Le Craonne d'autrefois, ses maisons, ses rues et ses commerces : tout a disparu, laissant la terre boursouflée par les combats former des monticules recouverts de verdure, d'arbres et de fleurs. La place de la Croisette est devenue un parking pour les visiteurs qui n'ont que des panneaux explicatifs et leur imagination pour se représenter le passé.
"Les habitants, qui se cachaient dans les caves des maisons, ont été évacués en septembre 1914 à la faveur d'une accalmie" puis les combats, particulièrement intenses en 1917, ont défiguré le village, souligne M. Genteur, qui a appris l'histoire de la guerre 14-18 par les récits de ses aïeux.
"Grand-père m'a dit +c'est terrible ce qu'il s'est passé ici+. Il a cherché son village quand il est revenu...Il ne restait plus rien, tout était déchiqueté, il y avait des barbelés et des morts partout", confie-t-il.
Dimanche 16 avril, à l'occasion des commémorations de la bataille du Chemin des Dames, un moment de recueillement sera observé à Craonne avant le début de la cérémonie officielle.
'Gruyère'
Si rien n'a jamais été reconstruit à l'emplacement de l'ancien Craonne, c'est parce que "les Allemands avaient relié toutes les caves du village entre elles pour créer d'immenses tunnels : en-dessous, tout est creux, c'est un gruyère", explique Franck Viltart, le Monsieur "Mission Centenaire" au conseil départemental de l'Aisne.

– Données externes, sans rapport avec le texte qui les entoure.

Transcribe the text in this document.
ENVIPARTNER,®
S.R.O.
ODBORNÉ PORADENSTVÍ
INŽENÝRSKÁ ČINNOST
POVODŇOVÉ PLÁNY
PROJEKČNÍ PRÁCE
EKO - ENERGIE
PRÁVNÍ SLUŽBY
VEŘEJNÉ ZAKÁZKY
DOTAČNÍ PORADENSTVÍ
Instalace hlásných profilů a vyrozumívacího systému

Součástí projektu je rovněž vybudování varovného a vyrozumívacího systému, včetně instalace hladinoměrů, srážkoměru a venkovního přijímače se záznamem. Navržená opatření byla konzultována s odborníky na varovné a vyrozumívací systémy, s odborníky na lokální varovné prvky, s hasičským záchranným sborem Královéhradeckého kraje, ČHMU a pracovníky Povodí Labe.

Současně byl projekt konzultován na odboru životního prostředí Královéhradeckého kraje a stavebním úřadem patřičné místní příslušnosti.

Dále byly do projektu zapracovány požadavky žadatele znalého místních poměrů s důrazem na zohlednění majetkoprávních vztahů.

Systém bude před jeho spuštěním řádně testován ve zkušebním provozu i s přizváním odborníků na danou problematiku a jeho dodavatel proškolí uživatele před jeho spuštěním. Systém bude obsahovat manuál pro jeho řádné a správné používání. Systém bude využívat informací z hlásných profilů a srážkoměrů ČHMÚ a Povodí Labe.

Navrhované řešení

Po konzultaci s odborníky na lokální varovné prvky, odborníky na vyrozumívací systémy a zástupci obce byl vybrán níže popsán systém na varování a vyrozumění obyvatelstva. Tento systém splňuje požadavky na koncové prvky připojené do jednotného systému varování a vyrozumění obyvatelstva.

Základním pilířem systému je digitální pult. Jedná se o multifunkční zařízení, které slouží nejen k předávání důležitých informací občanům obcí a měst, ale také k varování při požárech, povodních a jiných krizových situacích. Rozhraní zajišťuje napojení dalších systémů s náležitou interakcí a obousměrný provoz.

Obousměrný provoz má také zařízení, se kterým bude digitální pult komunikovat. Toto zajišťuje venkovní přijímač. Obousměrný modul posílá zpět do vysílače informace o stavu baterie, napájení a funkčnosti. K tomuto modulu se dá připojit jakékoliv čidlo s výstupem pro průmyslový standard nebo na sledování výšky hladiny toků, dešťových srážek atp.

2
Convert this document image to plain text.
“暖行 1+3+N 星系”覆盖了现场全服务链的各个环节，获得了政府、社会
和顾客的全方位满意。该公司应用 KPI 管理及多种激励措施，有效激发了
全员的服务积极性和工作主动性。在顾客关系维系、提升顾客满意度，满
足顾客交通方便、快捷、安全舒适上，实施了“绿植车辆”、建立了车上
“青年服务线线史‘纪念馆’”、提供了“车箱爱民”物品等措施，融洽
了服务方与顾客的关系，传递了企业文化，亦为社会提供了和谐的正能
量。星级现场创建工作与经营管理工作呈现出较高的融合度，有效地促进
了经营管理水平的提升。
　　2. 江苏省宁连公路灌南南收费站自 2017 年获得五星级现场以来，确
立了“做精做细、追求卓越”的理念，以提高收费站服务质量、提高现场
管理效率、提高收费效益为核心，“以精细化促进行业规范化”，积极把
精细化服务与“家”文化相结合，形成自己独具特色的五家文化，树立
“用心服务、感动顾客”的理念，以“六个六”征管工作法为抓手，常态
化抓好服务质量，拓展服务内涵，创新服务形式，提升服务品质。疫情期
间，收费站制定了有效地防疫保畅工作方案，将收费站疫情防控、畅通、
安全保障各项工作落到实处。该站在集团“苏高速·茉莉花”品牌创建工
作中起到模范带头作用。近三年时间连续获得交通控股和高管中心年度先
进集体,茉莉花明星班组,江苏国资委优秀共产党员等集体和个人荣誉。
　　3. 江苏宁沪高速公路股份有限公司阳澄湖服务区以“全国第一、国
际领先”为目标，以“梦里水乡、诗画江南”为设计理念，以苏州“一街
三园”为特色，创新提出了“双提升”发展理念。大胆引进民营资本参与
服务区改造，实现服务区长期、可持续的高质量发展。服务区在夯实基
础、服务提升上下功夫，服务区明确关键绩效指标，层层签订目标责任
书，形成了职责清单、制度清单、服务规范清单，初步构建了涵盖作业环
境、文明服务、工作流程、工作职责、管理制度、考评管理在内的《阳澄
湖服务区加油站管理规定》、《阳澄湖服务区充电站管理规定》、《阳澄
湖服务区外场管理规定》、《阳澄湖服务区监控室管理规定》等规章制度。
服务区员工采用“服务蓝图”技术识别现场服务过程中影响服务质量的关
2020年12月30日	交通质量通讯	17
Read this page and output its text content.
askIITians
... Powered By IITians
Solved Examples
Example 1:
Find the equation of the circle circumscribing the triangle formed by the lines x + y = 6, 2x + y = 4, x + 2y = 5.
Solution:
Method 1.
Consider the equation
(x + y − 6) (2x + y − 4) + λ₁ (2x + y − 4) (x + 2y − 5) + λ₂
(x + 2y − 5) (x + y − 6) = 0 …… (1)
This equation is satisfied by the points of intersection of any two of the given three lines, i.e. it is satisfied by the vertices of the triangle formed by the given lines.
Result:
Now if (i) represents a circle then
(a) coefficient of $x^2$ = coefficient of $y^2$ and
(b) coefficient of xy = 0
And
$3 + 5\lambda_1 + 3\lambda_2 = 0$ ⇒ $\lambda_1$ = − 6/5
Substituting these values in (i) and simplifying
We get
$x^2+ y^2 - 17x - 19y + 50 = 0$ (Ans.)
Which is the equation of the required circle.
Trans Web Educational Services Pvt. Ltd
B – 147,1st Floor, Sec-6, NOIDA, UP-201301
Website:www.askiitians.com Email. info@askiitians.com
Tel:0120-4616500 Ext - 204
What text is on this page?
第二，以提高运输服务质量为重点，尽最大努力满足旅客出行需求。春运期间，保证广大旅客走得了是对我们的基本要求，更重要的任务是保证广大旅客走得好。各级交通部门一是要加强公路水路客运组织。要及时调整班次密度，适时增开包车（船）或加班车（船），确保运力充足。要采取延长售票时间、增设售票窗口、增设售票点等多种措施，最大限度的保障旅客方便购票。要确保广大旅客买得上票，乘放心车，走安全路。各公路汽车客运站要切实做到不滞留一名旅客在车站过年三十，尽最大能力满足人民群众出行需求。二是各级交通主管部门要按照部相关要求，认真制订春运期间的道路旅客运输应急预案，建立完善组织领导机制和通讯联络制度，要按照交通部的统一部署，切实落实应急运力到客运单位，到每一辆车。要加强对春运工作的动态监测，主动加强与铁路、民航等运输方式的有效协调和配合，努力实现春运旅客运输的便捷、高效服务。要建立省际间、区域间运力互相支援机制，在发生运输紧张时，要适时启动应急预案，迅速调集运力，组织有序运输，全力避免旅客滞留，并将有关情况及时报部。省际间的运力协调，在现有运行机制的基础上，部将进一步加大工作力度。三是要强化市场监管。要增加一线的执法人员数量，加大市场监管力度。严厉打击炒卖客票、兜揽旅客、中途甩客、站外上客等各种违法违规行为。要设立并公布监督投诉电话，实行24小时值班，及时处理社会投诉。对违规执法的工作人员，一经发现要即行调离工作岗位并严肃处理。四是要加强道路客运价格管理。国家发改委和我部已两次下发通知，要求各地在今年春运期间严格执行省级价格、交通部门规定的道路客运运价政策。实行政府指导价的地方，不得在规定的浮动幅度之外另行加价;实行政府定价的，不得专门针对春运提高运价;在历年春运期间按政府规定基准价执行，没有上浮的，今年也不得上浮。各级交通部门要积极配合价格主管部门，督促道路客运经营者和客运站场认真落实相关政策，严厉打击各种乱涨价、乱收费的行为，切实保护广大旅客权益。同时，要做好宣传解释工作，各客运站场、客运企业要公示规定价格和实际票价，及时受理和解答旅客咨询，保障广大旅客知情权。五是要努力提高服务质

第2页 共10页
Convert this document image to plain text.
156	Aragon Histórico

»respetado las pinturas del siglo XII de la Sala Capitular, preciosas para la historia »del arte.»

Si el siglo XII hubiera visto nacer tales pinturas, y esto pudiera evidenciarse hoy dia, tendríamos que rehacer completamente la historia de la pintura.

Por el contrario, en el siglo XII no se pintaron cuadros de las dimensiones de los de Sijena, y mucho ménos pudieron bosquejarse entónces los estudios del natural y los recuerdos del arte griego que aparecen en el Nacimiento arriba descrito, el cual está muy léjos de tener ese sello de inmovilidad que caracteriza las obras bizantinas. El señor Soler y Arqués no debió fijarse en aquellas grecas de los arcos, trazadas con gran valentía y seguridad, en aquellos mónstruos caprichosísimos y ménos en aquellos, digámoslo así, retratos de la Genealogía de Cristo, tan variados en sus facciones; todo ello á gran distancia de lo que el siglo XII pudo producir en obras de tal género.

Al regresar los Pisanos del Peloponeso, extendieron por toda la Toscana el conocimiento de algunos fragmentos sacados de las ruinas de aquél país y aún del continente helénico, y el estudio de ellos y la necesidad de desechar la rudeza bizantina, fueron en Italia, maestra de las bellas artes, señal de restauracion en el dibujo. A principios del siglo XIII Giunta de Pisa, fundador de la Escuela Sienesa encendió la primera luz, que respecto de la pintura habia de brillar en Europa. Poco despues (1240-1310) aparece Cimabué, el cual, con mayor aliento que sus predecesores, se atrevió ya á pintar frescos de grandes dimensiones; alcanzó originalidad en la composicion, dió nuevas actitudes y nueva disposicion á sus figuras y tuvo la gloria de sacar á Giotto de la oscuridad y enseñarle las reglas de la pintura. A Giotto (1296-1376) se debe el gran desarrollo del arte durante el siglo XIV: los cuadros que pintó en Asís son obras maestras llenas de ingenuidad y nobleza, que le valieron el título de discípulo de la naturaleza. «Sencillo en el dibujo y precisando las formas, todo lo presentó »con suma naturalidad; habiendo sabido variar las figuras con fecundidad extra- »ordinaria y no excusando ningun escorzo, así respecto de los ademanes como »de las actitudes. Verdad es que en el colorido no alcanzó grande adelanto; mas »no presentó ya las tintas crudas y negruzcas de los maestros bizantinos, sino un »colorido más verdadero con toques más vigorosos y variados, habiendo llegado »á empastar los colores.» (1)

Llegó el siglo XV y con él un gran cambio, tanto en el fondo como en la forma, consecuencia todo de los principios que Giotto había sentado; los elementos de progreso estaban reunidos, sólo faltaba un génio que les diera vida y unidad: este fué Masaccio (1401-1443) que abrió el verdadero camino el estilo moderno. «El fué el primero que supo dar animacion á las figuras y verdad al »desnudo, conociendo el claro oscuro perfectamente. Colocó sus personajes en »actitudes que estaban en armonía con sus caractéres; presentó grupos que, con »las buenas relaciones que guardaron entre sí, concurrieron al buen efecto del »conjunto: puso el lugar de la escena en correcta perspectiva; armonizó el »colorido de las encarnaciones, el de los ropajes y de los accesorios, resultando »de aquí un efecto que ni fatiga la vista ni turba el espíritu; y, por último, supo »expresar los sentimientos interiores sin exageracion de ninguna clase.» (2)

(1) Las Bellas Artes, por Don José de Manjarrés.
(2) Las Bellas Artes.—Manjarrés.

Pour dénicher les quelques rares vestiges ayant résisté au conflit, il faut emprunter un sentier forestier qui mène jusqu'à l'ancien cimetière communal, où les pierres tombales - le granit de certaines brisé net - sont grignotées par la végétation, parfois camouflées sous le lierre.
Ici repose notamment Yves Gibeau, romancier antimilitariste auteur d'"Allons z'enfants", venu passer la fin de sa vie près du Chemin des Dames dans cet endroit qu'il appelait curieusement "le Paradis".
Épicentre des combats en avril 1917, le village ne sera libéré définitivement qu'en octobre 1918, un an après la prise du fort de la Malmaison. Bilan de la bataille: 187.000 pertes côté français et 163.000 côté allemand.
A l'instar de Craonne, "cinq villages sur le front n'ont jamais été reconstruits", indique Franck Viltart, au sommet de la tour-observatoire sur le plateau du Chemin des Dames, d'où la topographie entre vallées et pentes escarpées laisse deviner l'extrême difficulté des troupes à progresser.
Ce qui a inspiré aux Poilus "la Chanson de Craonne" : "Adieu la vie, adieu l'amour, adieu toutes les femmes. C'est bien fini, c'est pour toujours, de cette guerre infâme. C'est à Craonne, sur le plateau, qu'on doit laisser sa peau, car nous sommes tous condamnés, c'est nous les sacrifiés !", un refrain préfigurateur des mutineries consécutives à l'échec de l'offensive du général Nivelle.